RIYADH/WASHINGTON: Trade ministers from the Group of 20 major economies agreed on Monday to keep their markets open and ensure the continued flow of vital medical supplies, equipment and other essential goods as the world battles the deadly coronavirus pandemic.
G20 leaders pledged last week to inject over $5 trillion into the global economy to limit job and income losses from the coronavirus outbreak, while working to ease supply disruptions caused by border closures by national governments anxious to limit transmission of the virus.
In a joint statement issued after a videoconference, the trade ministers pledged to take “immediate necessary measures” to facilitate trade, incentivize additional production of equipment and drugs, and minimize supply chain disruptions.
They agreed that all emergency measures should be “targeted, proportionate, transparent, and temporary,” while sticking to World Trade Organization (WTO) rules and not creating “unnecessary barriers” to trade.
They also vowed to work to prevent profiteering and unjustified price increases, and keep supplies flowing on an affordable and equitable basis.
“As we fight the pandemic both individually and collectively and seek to mitigate its impacts on international trade and investment, we will continue to work together to deliver a free, fair, non-discriminatory, transparent, predictable and stable trade and investment environment, and to keep our markets open,” the ministers said.
They agreed to notify the WTO about any trade-related measures taken to keep global supply chains running and said they would convene again as necessary.
The ministers, however, stopped short of explicitly calling for an end to export bans that many countries, including G20 members France, Germany and India, have enacted on drugs and medical supplies. A key adviser to US President Donald Trump is working on new rules to expand “Buy America” mandates to the medical equipment and pharmaceutical sectors, something that dozens of business groups said could worsen shortages.
The joint statement included the phrase “consistent with national requirements” already used by G20 leaders, which experts say could provide a loophole for protectionist barriers.
Lack of protective medical gear is putting doctors and nurses at risk. Many countries rely on China, the source of the outbreak, for drug ingredients and are struggling to avoid shortages after lockdown measures prompted by the epidemic held up supplies and delayed shipments.
Supply chains are backing up as air freight capacity plunges and companies struggle to find truck drivers and shipping crews.
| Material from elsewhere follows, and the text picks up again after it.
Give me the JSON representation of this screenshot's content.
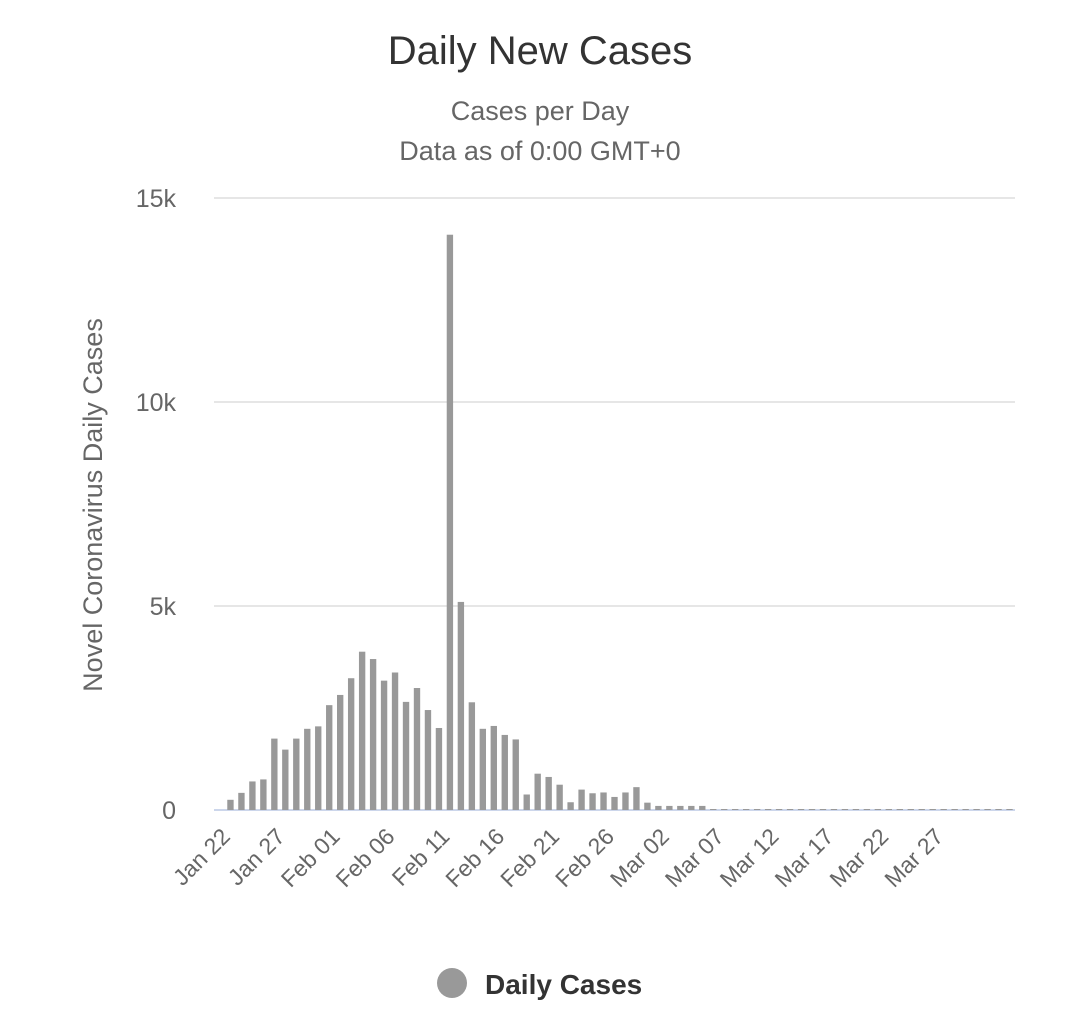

Europe and the United States are short of tens of thousands of freight containers. Shippers struggle with crew shortages and quarantines at ports. Agriculture is also being disrupted.
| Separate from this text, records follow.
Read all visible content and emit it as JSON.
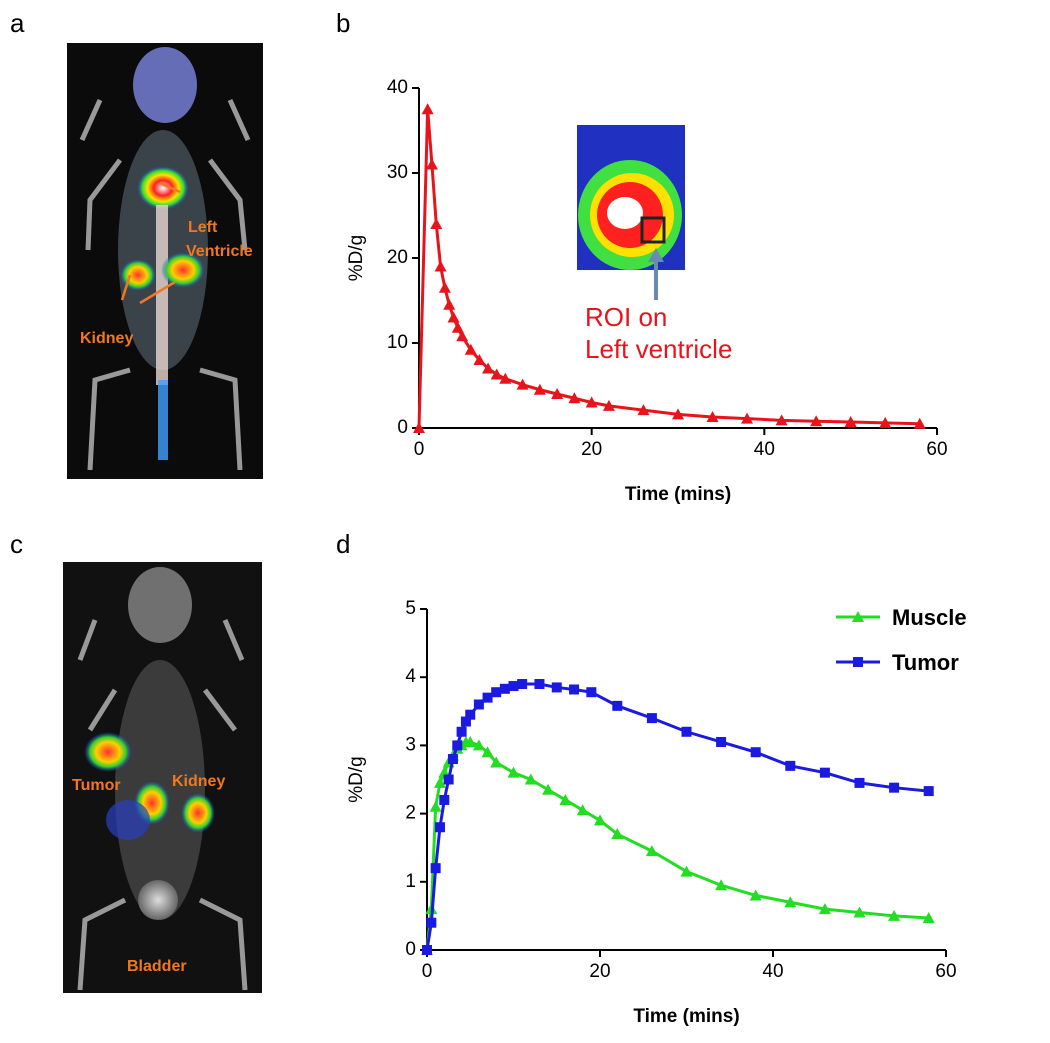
{
  "panels": [
    "a",
    "b",
    "c",
    "d"
  ],
  "images": [
    {
      "labels": [
        {
          "lines": [
            "Left",
            "Ventricle"
          ]
        },
        {
          "lines": [
            "Kidney"
          ]
        }
      ]
    },
    {
      "labels": [
        {
          "lines": [
            "Tumor"
          ]
        },
        {
          "lines": [
            "Kidney"
          ]
        },
        {
          "lines": [
            "Bladder"
          ]
        }
      ]
    }
  ],
  "chart_data": [
    {
      "type": "line",
      "xlabel": "Time (mins)",
      "ylabel": "%D/g",
      "annotation": [
        "ROI on",
        "Left ventricle"
      ],
      "xlim": [
        0,
        60
      ],
      "xticks": [
        0,
        20,
        40,
        60
      ],
      "ylim": [
        0,
        40
      ],
      "yticks": [
        0,
        10,
        20,
        30,
        40
      ],
      "series": [
        {
          "color": "#e8141c",
          "marker": "triangle",
          "x": [
            0,
            1,
            1.5,
            2,
            2.5,
            3,
            3.5,
            4,
            4.5,
            5,
            6,
            7,
            8,
            9,
            10,
            12,
            14,
            16,
            18,
            20,
            22,
            26,
            30,
            34,
            38,
            42,
            46,
            50,
            54,
            58
          ],
          "values": [
            0,
            37.5,
            31,
            24,
            19,
            16.5,
            14.5,
            13,
            11.8,
            10.8,
            9.2,
            8,
            7,
            6.3,
            5.8,
            5.1,
            4.5,
            4,
            3.5,
            3,
            2.6,
            2.1,
            1.6,
            1.3,
            1.1,
            0.9,
            0.8,
            0.7,
            0.6,
            0.5
          ]
        }
      ]
    },
    {
      "type": "line",
      "xlabel": "Time (mins)",
      "ylabel": "%D/g",
      "legend": "upper right",
      "xlim": [
        0,
        60
      ],
      "xticks": [
        0,
        20,
        40,
        60
      ],
      "ylim": [
        0,
        5
      ],
      "yticks": [
        0,
        1,
        2,
        3,
        4,
        5
      ],
      "series": [
        {
          "name": "Muscle",
          "color": "#22dd22",
          "marker": "triangle",
          "x": [
            0,
            0.5,
            1,
            1.5,
            2,
            2.5,
            3,
            3.5,
            4,
            4.5,
            5,
            6,
            7,
            8,
            10,
            12,
            14,
            16,
            18,
            20,
            22,
            26,
            30,
            34,
            38,
            42,
            46,
            50,
            54,
            58
          ],
          "values": [
            0,
            0.6,
            2.1,
            2.45,
            2.6,
            2.75,
            2.85,
            2.95,
            3,
            3.05,
            3.05,
            3,
            2.9,
            2.75,
            2.6,
            2.5,
            2.35,
            2.2,
            2.05,
            1.9,
            1.7,
            1.45,
            1.15,
            0.95,
            0.8,
            0.7,
            0.6,
            0.55,
            0.5,
            0.47
          ]
        },
        {
          "name": "Tumor",
          "color": "#1a1ae0",
          "marker": "square",
          "x": [
            0,
            0.5,
            1,
            1.5,
            2,
            2.5,
            3,
            3.5,
            4,
            4.5,
            5,
            6,
            7,
            8,
            9,
            10,
            11,
            13,
            15,
            17,
            19,
            22,
            26,
            30,
            34,
            38,
            42,
            46,
            50,
            54,
            58
          ],
          "values": [
            0,
            0.4,
            1.2,
            1.8,
            2.2,
            2.5,
            2.8,
            3,
            3.2,
            3.35,
            3.45,
            3.6,
            3.7,
            3.78,
            3.83,
            3.87,
            3.9,
            3.9,
            3.85,
            3.82,
            3.78,
            3.58,
            3.4,
            3.2,
            3.05,
            2.9,
            2.7,
            2.6,
            2.45,
            2.38,
            2.33
          ]
        }
      ]
    }
  ]
}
The ministerial video conference was attended by representatives from the WTO, World Health Organization and Organization for Economic Cooperation and Development.
A senior World Bank official urged G20 members to agree to refrain from imposing new export restrictions on critical medical supplies, food or other key products, and to eliminate or reduce tariffs on imports of key products.
US Trade Representative Robert Lighthizer told the ministers during the meeting that the pandemic had revealed vulnerabilities in the US economy caused by over-dependence on cheap medical supplies from other countries. He did not reference the “Buy America” rule specifically, but said Washington was encouraging diversification and wanted to promote more domestic manufacturing to produce more suppliers for the United States and others.
G20 finance ministers and central bankers will also meet virtually, on Tuesday, for the second time in just over a week to continue coordinating their response, the Saudi G20 secretariat said, as worries grow about the debt crisis looming over poorer countries.
Japanese Trade Minister Hiroshi Kajiyama told counterparts that both the public and private sectors should try to avoid shutting supply networks to enable an early resumption of economic activities.
The coronavirus has infected nearly 738,500 people worldwide and killed some 35,000, and has plunged the world into a global recession, according to International Monetary Fund chief Kristalina Georgieva.